From a 2016 issue of the medical journal Pediatrics, a paper arguing that promoting breastfeeding as a “natural” alternative to formulas is wrong because it doesn’t help the Cultural Revolution. Excerpts:

Medical and public health organizations recommend that mothers exclusively breastfeed for at least 6 months. This recommendation is based on evidence of health benefits for mothers and babies, as well as developmental benefits for babies. A spate of recent work challenges the extent of these benefits, and ethical criticism of breastfeeding promotion as stigmatizing is also growing.1 Building on this critical work, we are concerned about breastfeeding promotion that praises breastfeeding as the “natural” way to feed infants. This messaging plays into a powerful perspective that “natural” approaches to health are better, a view examined in a recent report by the Nuffield Council on Bioethics.2 Promoting breastfeeding as “natural” may be ethically problematic, and, even more troublingly, it may bolster this belief that “natural” approaches are presumptively healthier. This may ultimately challenge public health’s aims in other contexts, particularly childhood vaccination.

These authors are actually claiming that promoting breastfeeding as natural — as it certainly is — may support anti-vaxxers. By that standard, doctors have to quit calling anything “natural,” because it might give aid and comfort to anti-vaxxers. I find it hard to believe that this is the reason for their complaint.

More:

It makes sense that breastfeeding promotion would make appeals to the “natural.” The resurgence in breastfeeding rates over roughly the past 4 decades is rooted in a history of women’s organized efforts during the 1950s and 1960s to redeem the value of feeding babies “naturally” in the face of widespread medical support for formula feeding. Coupling nature with motherhood, however, can inadvertently support biologically deterministic arguments about the roles of men and women in the family (for example, that women should be the primary caretakers of children). Referencing the “natural” in breastfeeding promotion, then, may inadvertently endorse a controversial set of values about family life and gender roles, which would be ethically inappropriate. Invoking the “natural” is also imprecise because it lacks a clear definition. For similar reasons, the recent Nuffield report states that public agencies, governments and organizations contributing to public and political debates about science, technology, and medicine “should avoid using the terms natural, unnatural and nature” unless they make transparent the “values or beliefs that underlie them.”

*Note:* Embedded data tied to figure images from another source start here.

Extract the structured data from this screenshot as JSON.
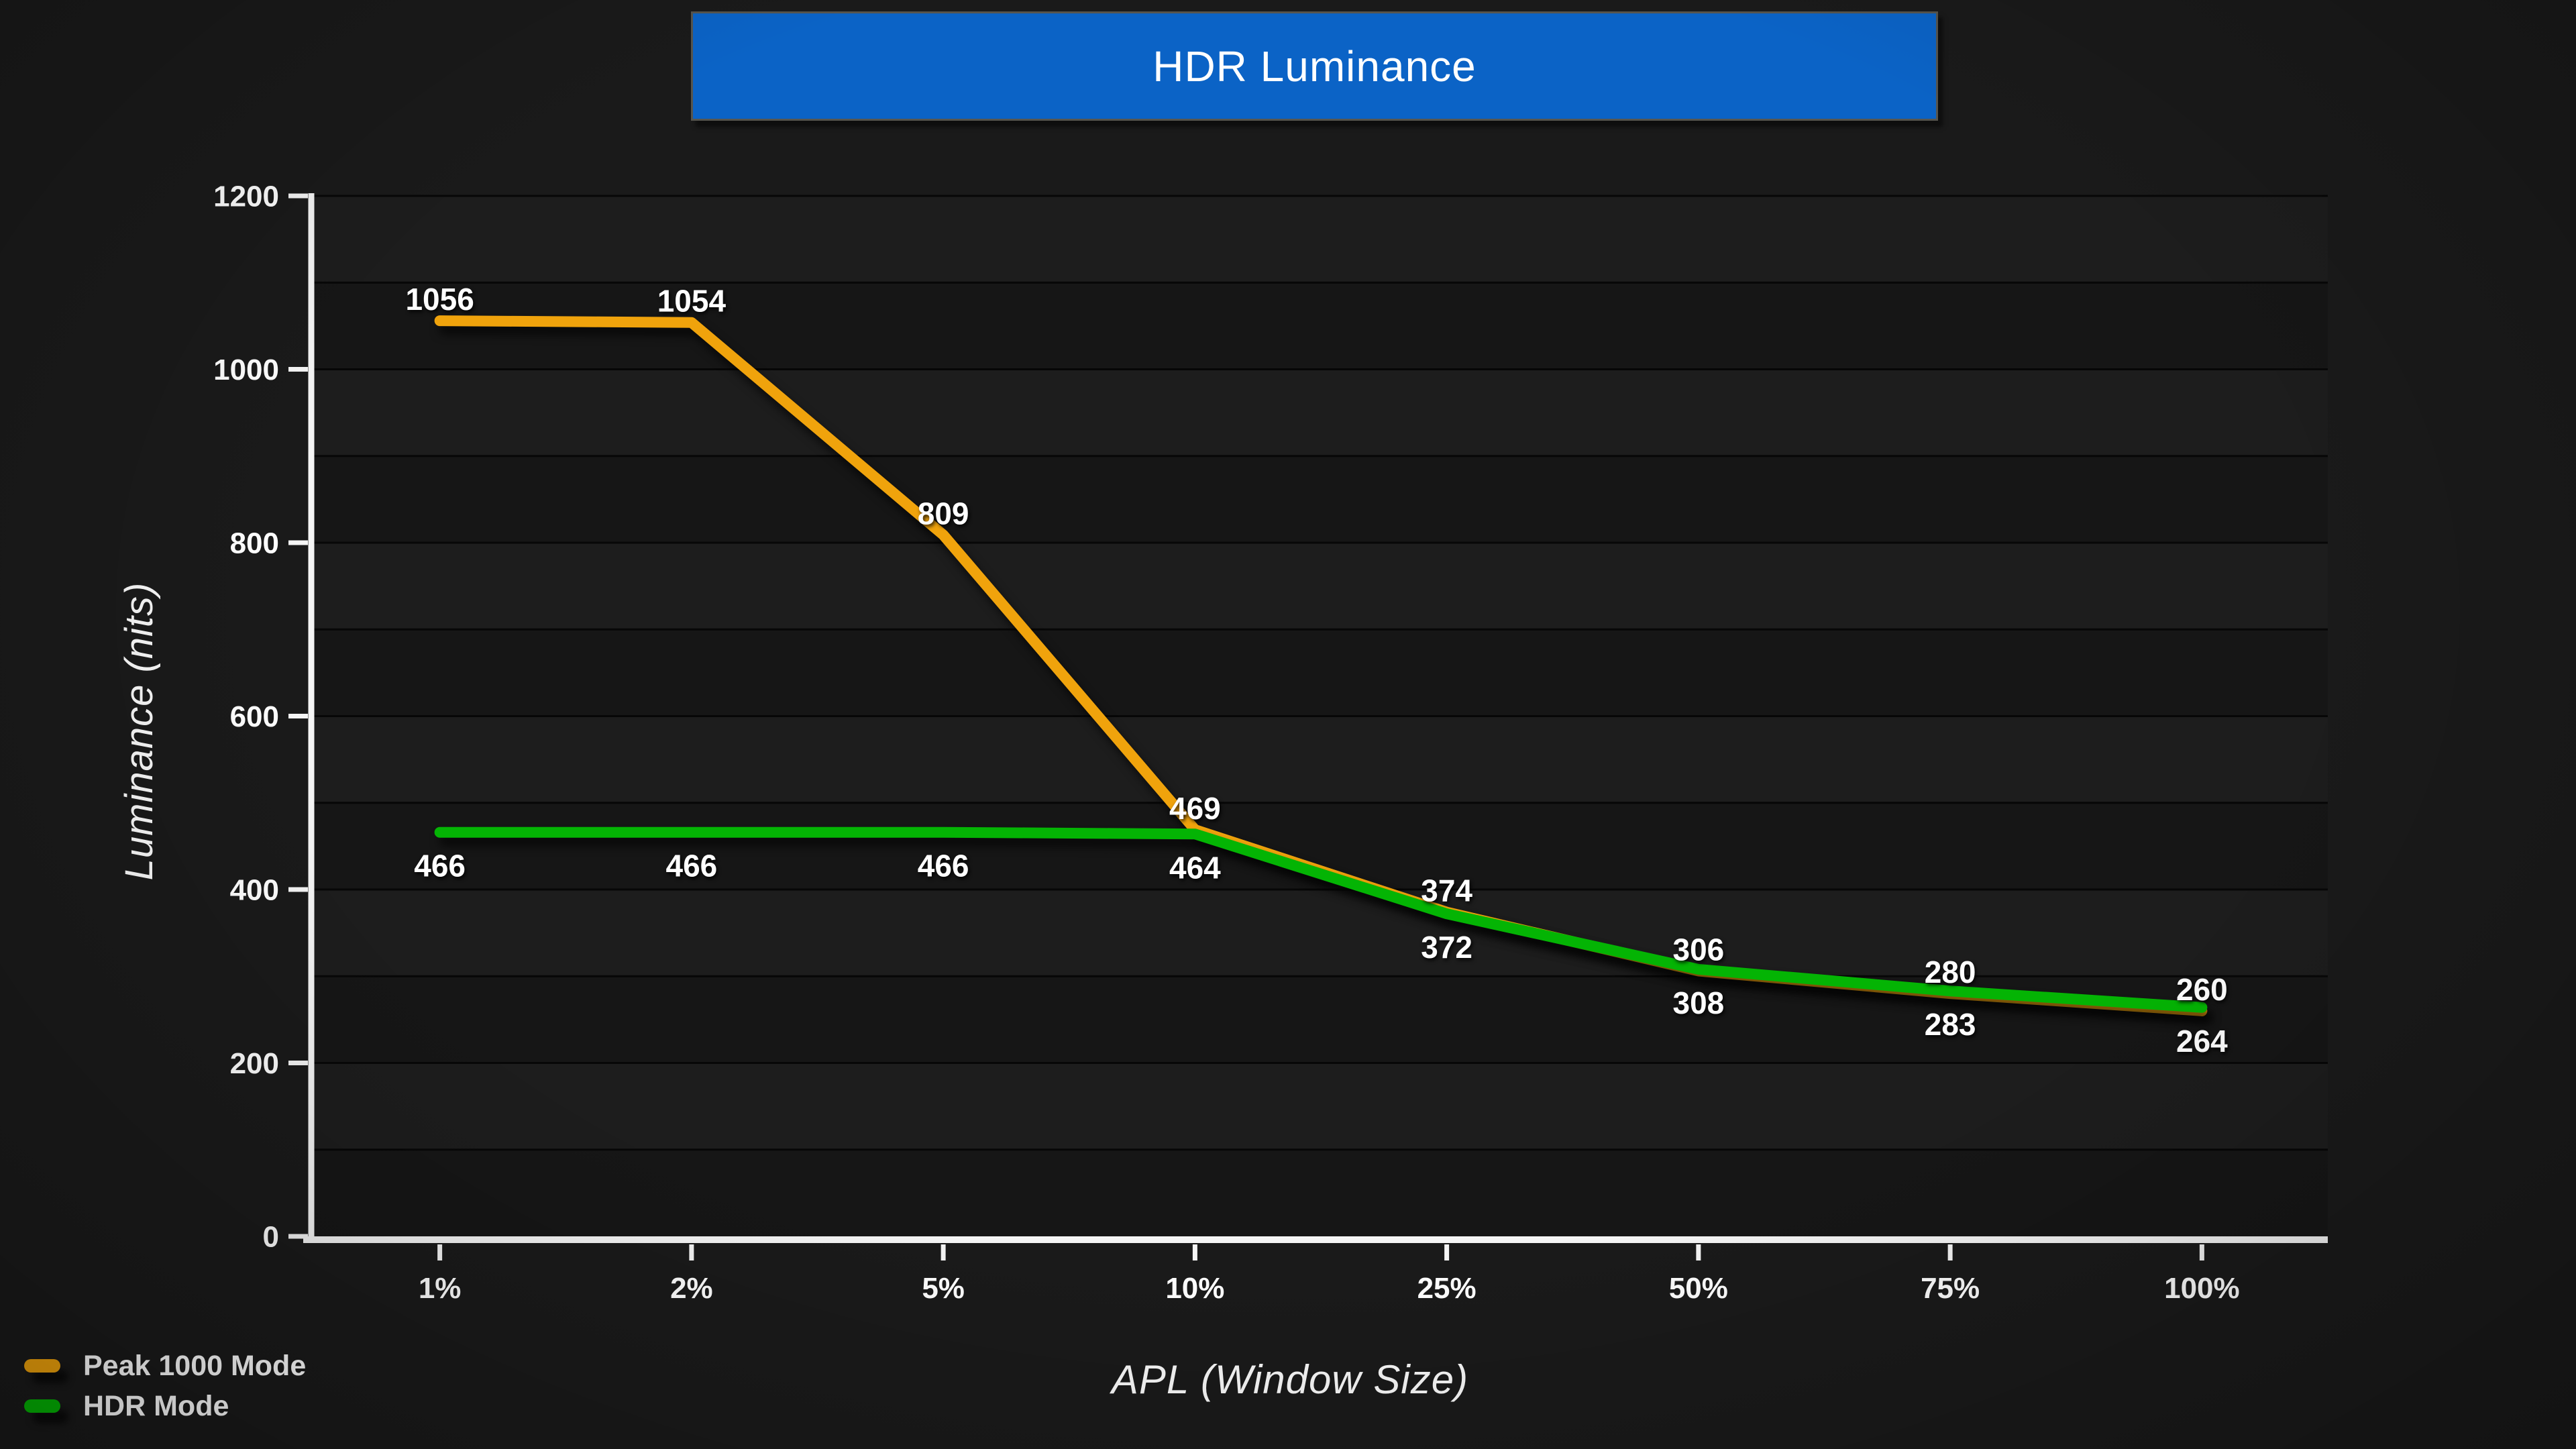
{
  "title": {
    "text": "HDR Luminance"
  },
  "colors": {
    "background": "#1A1A1A",
    "title_bg": "#0B63C6",
    "title_border": "#56554E",
    "band_dark": "#161616",
    "band_light": "#1D1D1D",
    "gridline": "#070707",
    "axis": "#F5F5F5",
    "label_text": "#FFFFFF",
    "peak_series": "#F0A30C",
    "hdr_series": "#04B404"
  },
  "axes": {
    "y": {
      "title": "Luminance (nits)",
      "min": 0,
      "max": 1200,
      "tick_step": 200,
      "tick_labels": [
        "0",
        "200",
        "400",
        "600",
        "800",
        "1000",
        "1200"
      ]
    },
    "x": {
      "title": "APL (Window Size)",
      "tick_labels": [
        "1%",
        "2%",
        "5%",
        "10%",
        "25%",
        "50%",
        "75%",
        "100%"
      ]
    }
  },
  "legend": {
    "items": [
      {
        "label": "Peak 1000 Mode",
        "color": "#F0A30C"
      },
      {
        "label": "HDR Mode",
        "color": "#04B404"
      }
    ]
  },
  "chart_data": {
    "type": "line",
    "title": "HDR Luminance",
    "xlabel": "APL (Window Size)",
    "ylabel": "Luminance (nits)",
    "categories": [
      "1%",
      "2%",
      "5%",
      "10%",
      "25%",
      "50%",
      "75%",
      "100%"
    ],
    "series": [
      {
        "name": "Peak 1000 Mode",
        "color": "#F0A30C",
        "values": [
          1056,
          1054,
          809,
          469,
          374,
          306,
          280,
          260
        ],
        "label_position": "above"
      },
      {
        "name": "HDR Mode",
        "color": "#04B404",
        "values": [
          466,
          466,
          466,
          464,
          372,
          308,
          283,
          264
        ],
        "label_position": "below"
      }
    ],
    "ylim": [
      0,
      1200
    ],
    "grid": "horizontal gridlines every 100 nits with alternating shaded bands",
    "legend_position": "bottom-left"
  }
}
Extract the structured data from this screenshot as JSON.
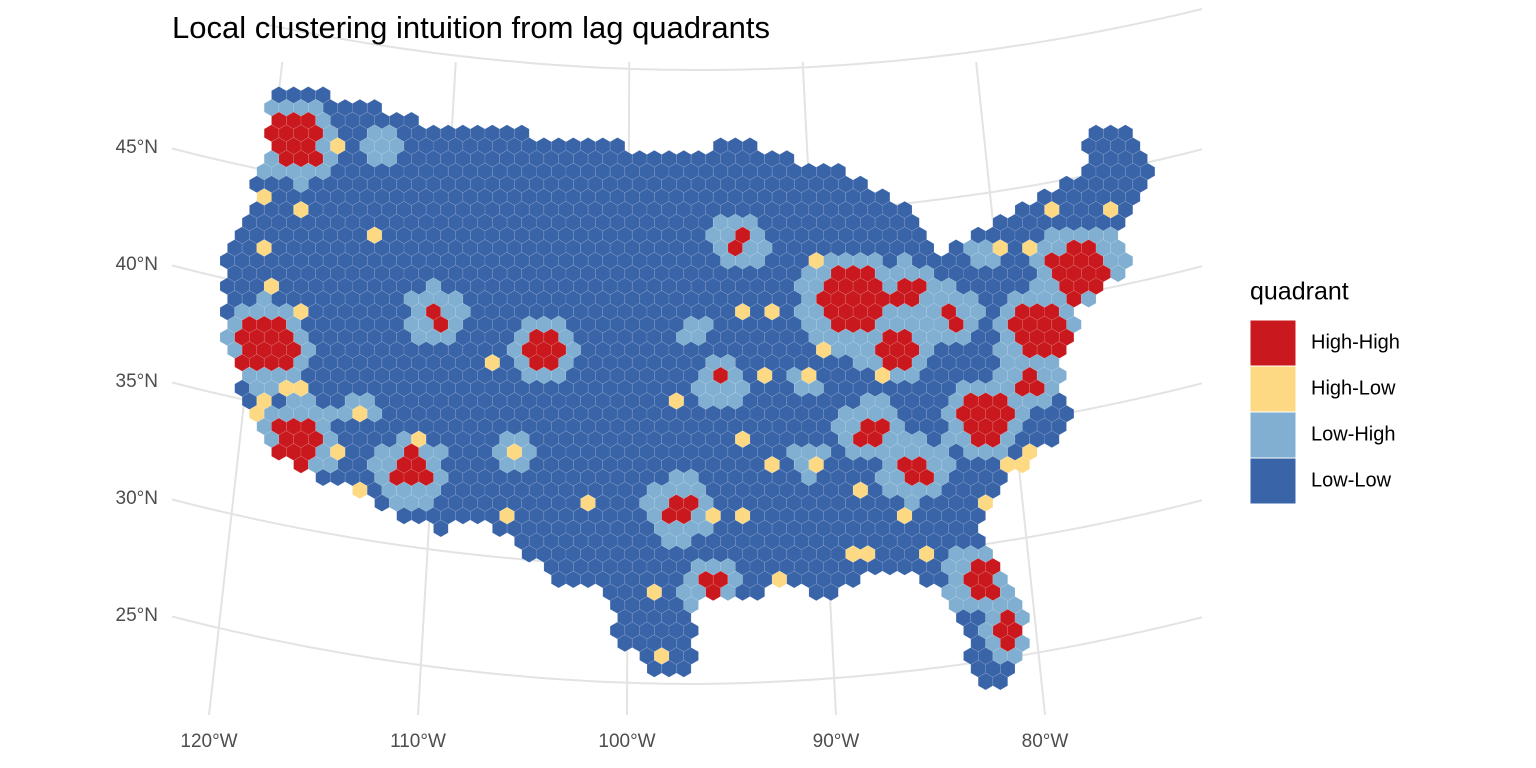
{
  "title": "Local clustering intuition from lag quadrants",
  "legend": {
    "title": "quadrant",
    "entries": [
      {
        "label": "High-High",
        "color": "#c9191e"
      },
      {
        "label": "High-Low",
        "color": "#fdd984"
      },
      {
        "label": "Low-High",
        "color": "#80afd1"
      },
      {
        "label": "Low-Low",
        "color": "#3a64a8"
      }
    ]
  },
  "axes": {
    "lat_ticks": [
      {
        "value": 45,
        "label": "45°N"
      },
      {
        "value": 40,
        "label": "40°N"
      },
      {
        "value": 35,
        "label": "35°N"
      },
      {
        "value": 30,
        "label": "30°N"
      },
      {
        "value": 25,
        "label": "25°N"
      }
    ],
    "lon_ticks": [
      {
        "value": -120,
        "label": "120°W"
      },
      {
        "value": -110,
        "label": "110°W"
      },
      {
        "value": -100,
        "label": "100°W"
      },
      {
        "value": -90,
        "label": "90°W"
      },
      {
        "value": -80,
        "label": "80°W"
      }
    ]
  }
}
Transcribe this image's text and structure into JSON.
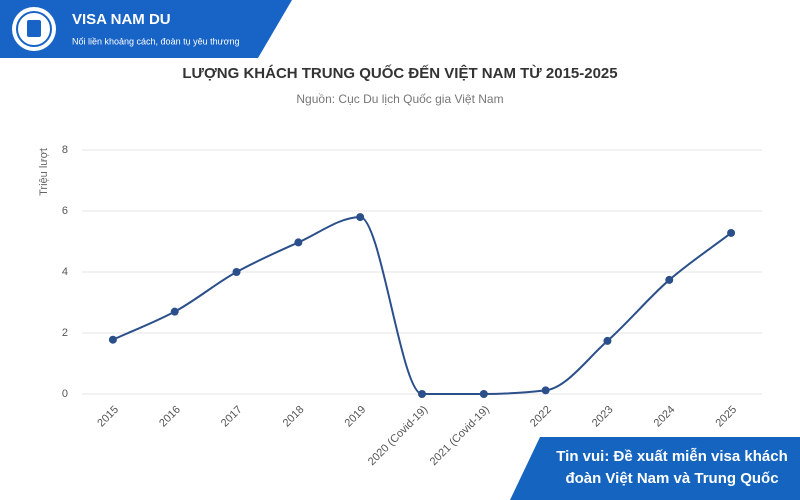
{
  "header": {
    "brand": "VISA NAM DU",
    "slogan": "Nối liền khoảng cách, đoàn tụ yêu thương"
  },
  "banner": {
    "text": "Tin vui: Đề xuất miễn visa khách đoàn Việt Nam và Trung Quốc"
  },
  "chart_data": {
    "type": "line",
    "title": "LƯỢNG KHÁCH TRUNG QUỐC ĐẾN VIỆT NAM TỪ 2015-2025",
    "subtitle": "Nguồn: Cục Du lịch Quốc gia Việt Nam",
    "y_label": "Triệu lượt",
    "categories": [
      "2015",
      "2016",
      "2017",
      "2018",
      "2019",
      "2020 (Covid-19)",
      "2021 (Covid-19)",
      "2022",
      "2023",
      "2024",
      "2025"
    ],
    "values": [
      1.78,
      2.7,
      4.0,
      4.97,
      5.8,
      0.0,
      0.0,
      0.12,
      1.74,
      3.74,
      5.28
    ],
    "color": "#2b4f8a",
    "ylim": [
      0,
      8
    ],
    "yticks": [
      0,
      2,
      4,
      6,
      8
    ],
    "grid": true
  }
}
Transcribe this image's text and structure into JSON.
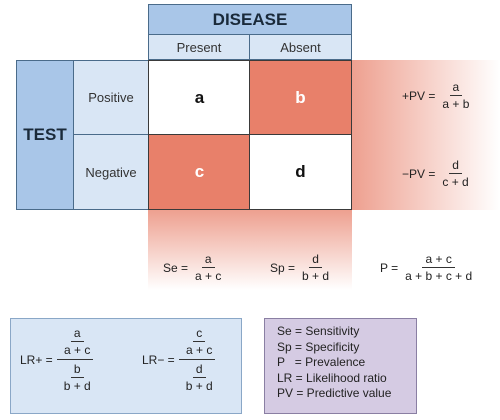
{
  "header": {
    "disease": "DISEASE",
    "test": "TEST"
  },
  "columns": {
    "present": "Present",
    "absent": "Absent"
  },
  "rows": {
    "positive": "Positive",
    "negative": "Negative"
  },
  "cells": {
    "a": "a",
    "b": "b",
    "c": "c",
    "d": "d"
  },
  "formulas": {
    "ppv": {
      "label": "+PV =",
      "num": "a",
      "den": "a + b"
    },
    "npv": {
      "label": "−PV =",
      "num": "d",
      "den": "c + d"
    },
    "se": {
      "label": "Se =",
      "num": "a",
      "den": "a + c"
    },
    "sp": {
      "label": "Sp =",
      "num": "d",
      "den": "b + d"
    },
    "prev": {
      "label": "P =",
      "num": "a + c",
      "den": "a + b + c + d"
    }
  },
  "lr": {
    "plus": {
      "label": "LR+ =",
      "top_num": "a",
      "top_den": "a + c",
      "bot_num": "b",
      "bot_den": "b + d"
    },
    "minus": {
      "label": "LR− =",
      "top_num": "c",
      "top_den": "a + c",
      "bot_num": "d",
      "bot_den": "b + d"
    }
  },
  "legend": [
    "Se = Sensitivity",
    "Sp = Specificity",
    "P   = Prevalence",
    "LR = Likelihood ratio",
    "PV = Predictive value"
  ],
  "colors": {
    "header_blue": "#a9c6e8",
    "light_blue": "#d9e6f5",
    "salmon": "#e8806a",
    "legend_purple": "#d5cbe3"
  }
}
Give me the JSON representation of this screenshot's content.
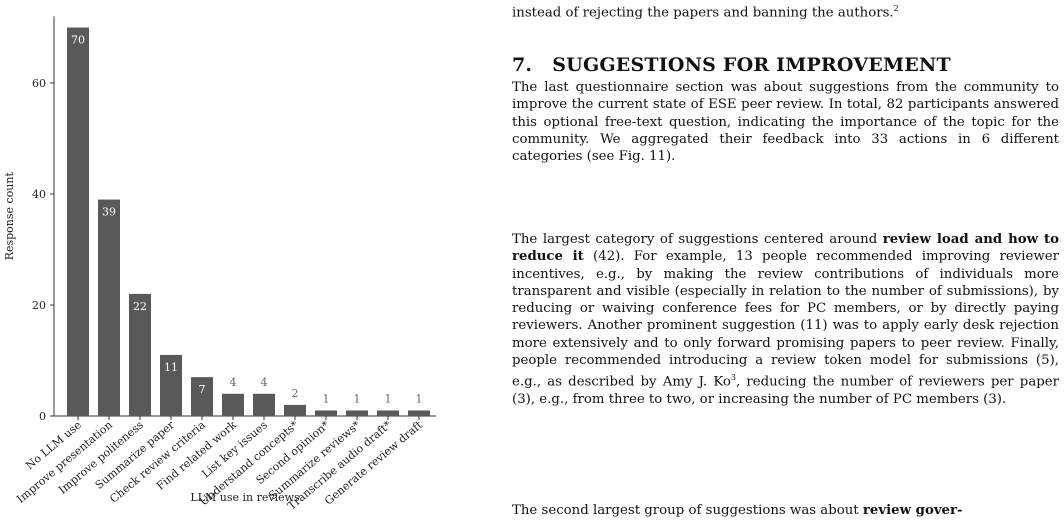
{
  "chart_data": {
    "type": "bar",
    "categories": [
      "No LLM use",
      "Improve presentation",
      "Improve politeness",
      "Summarize paper",
      "Check review criteria",
      "Find related work",
      "List key issues",
      "Understand concepts*",
      "Second opinion*",
      "Summarize reviews*",
      "Transcribe audio draft*",
      "Generate review draft"
    ],
    "values": [
      70,
      39,
      22,
      11,
      7,
      4,
      4,
      2,
      1,
      1,
      1,
      1
    ],
    "xlabel": "LLM use in reviews",
    "ylabel": "Response count",
    "ylim": [
      0,
      72
    ],
    "yticks": [
      0,
      20,
      40,
      60
    ],
    "bar_color": "#595959",
    "grid": false
  },
  "text": {
    "top_line": "instead of rejecting the papers and banning the authors.",
    "top_line_sup": "2",
    "section_number": "7.",
    "section_title": "SUGGESTIONS FOR IMPROVEMENT",
    "para1": "The last questionnaire section was about suggestions from the community to improve the current state of ESE peer review. In total, 82 participants answered this optional free-text question, indicating the importance of the topic for the community. We aggregated their feedback into 33 actions in 6 different categories (see Fig. 11).",
    "para2_start": "The largest category of suggestions centered around ",
    "para2_bold": "review load and how to reduce it",
    "para2_mid": " (42). For example, 13 people recommended improving reviewer incentives, e.g., by making the review contributions of individuals more transparent and visible (especially in relation to the number of submissions), by reducing or waiving conference fees for PC members, or by directly paying reviewers. Another prominent suggestion (11) was to apply early desk rejection more extensively and to only forward promising papers to peer review. Finally, people recommended introducing a review token model for submissions (5), e.g., as described by Amy J. Ko",
    "para2_sup": "3",
    "para2_end": ", reducing the number of reviewers per paper (3), e.g., from three to two, or increasing the number of PC members (3).",
    "para3_start": "The second largest group of suggestions was about ",
    "para3_bold": "review gover-"
  }
}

Emphasis mine. You see what’s happening here? The reader who sent me this does. She writes:

The real agenda is trans. Let’s de-gender motherhood because gosh. Breastfeeding isn’t just for girls, Right?

Not only that, but this looks like an attempt to force nature to agree with contemporary gender ideology. These medical ethicists appear to be trying to stigmatize breastfeeding as sexist and transphobic.